Of course, we give, too. We split the plate for various causes; we have special collections for emergency needs; we have the minister's discretionary fund set aside for such matters; we make space available for meetings for organizations we support. That's part of living religiously and part, therefore, of what we do, but it's not the sort of thing that you can send out a general appeal to a wide populace to pay the utility bill for, not to mention the minister's salary. It's up to us.

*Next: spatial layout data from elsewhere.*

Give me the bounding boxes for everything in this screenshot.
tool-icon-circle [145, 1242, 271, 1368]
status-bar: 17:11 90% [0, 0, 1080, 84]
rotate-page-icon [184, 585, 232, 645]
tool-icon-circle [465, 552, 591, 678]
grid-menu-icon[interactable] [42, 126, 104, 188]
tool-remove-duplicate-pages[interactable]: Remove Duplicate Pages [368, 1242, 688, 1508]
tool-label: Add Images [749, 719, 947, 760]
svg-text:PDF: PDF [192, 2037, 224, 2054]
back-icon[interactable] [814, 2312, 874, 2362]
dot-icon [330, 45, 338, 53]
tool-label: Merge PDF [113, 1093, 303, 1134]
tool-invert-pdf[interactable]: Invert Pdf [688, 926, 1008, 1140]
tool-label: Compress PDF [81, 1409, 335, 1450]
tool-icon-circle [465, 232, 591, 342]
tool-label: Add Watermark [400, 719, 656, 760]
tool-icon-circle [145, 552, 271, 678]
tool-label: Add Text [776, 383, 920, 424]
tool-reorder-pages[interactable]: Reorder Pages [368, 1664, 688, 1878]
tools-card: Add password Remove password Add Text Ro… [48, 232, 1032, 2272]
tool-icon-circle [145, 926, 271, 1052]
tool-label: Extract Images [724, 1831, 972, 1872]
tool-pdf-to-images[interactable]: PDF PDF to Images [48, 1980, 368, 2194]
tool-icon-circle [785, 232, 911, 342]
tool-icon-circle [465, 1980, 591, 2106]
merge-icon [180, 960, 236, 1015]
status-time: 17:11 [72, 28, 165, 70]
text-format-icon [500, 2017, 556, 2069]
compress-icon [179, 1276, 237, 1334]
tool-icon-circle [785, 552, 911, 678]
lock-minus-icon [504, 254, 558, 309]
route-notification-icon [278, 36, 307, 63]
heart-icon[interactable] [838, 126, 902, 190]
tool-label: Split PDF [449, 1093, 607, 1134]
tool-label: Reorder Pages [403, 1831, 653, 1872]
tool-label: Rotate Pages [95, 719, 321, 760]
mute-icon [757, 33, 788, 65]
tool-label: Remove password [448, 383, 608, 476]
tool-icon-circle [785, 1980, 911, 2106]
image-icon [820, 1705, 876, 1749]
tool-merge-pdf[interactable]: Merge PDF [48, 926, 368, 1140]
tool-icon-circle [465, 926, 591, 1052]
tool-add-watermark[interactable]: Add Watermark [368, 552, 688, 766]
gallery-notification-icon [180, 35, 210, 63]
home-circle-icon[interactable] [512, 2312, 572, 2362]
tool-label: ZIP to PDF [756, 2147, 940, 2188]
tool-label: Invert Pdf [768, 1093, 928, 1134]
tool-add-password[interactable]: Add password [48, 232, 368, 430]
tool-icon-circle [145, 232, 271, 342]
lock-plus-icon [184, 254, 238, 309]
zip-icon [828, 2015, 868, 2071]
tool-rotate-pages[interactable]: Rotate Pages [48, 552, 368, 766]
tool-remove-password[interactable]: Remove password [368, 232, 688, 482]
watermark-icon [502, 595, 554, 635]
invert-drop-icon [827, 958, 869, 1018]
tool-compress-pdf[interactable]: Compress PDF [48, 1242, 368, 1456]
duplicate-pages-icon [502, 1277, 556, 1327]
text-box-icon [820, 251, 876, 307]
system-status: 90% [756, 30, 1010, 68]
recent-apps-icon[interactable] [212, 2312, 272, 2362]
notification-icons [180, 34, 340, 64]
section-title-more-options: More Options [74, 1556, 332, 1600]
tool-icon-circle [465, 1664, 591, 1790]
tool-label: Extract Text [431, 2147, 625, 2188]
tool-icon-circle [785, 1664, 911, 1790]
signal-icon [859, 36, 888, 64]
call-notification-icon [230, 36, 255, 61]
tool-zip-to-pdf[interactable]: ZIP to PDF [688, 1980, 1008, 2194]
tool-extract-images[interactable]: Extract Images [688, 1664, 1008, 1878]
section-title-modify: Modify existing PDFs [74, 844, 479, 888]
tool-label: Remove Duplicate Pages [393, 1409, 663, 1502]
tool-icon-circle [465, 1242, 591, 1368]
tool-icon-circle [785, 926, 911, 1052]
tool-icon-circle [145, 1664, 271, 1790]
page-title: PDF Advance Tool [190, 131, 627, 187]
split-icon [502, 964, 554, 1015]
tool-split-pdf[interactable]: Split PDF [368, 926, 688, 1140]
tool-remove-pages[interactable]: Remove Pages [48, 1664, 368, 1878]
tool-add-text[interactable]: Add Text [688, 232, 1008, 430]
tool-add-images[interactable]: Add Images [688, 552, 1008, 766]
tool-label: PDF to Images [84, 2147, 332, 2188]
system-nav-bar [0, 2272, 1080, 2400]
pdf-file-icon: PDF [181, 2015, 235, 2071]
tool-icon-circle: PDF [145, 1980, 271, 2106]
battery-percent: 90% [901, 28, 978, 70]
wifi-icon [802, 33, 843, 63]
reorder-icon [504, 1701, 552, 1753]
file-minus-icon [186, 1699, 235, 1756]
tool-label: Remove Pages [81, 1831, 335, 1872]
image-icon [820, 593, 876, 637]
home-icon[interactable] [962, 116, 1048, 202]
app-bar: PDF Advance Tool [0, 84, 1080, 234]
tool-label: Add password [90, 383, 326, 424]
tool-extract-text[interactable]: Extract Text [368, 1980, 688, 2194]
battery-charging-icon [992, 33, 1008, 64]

As you are surely aware by now this is the kick-off for our annual canvass. Although there are the auction and minor fundraisers throughout the year, we try not to nickel and dime you to death but just once a year to tell you of our needs and ask you to pledge enough to keep the institution active and acting. Most of the money goes to really boring stuff like staff salaries, building maintenance, utility bills, insurance, all the nitty-gritty of our daily existence. For most of us just reading the financial statements is enough to cure any incipient insomnia. And it is particularly difficult, it seems to me, to ask for money without offering the sort of profitable exchange that we are used to, without describing a product or offering a service to our clientele. In fact, just the opposite, I've even told you where else you can get what we usually think of as the benefits of belonging to a congregation. We don't even have a good cause with a stated goal of helping others. We have merely the institution of free religion, a religion which without you would not exist, and which is, I am convinced, the hope of the world, the one way of being religious in this day that can make a real difference. A religion of freedom, tested by doubt and reflection, based on evidence rather than ancient authority, self-correcting, can lead us to a new way of being in which perhaps the goal of our mission statement may someday be obtained: a world of beauty, justice, peace and love. We, right here, are the only people who can make it happen.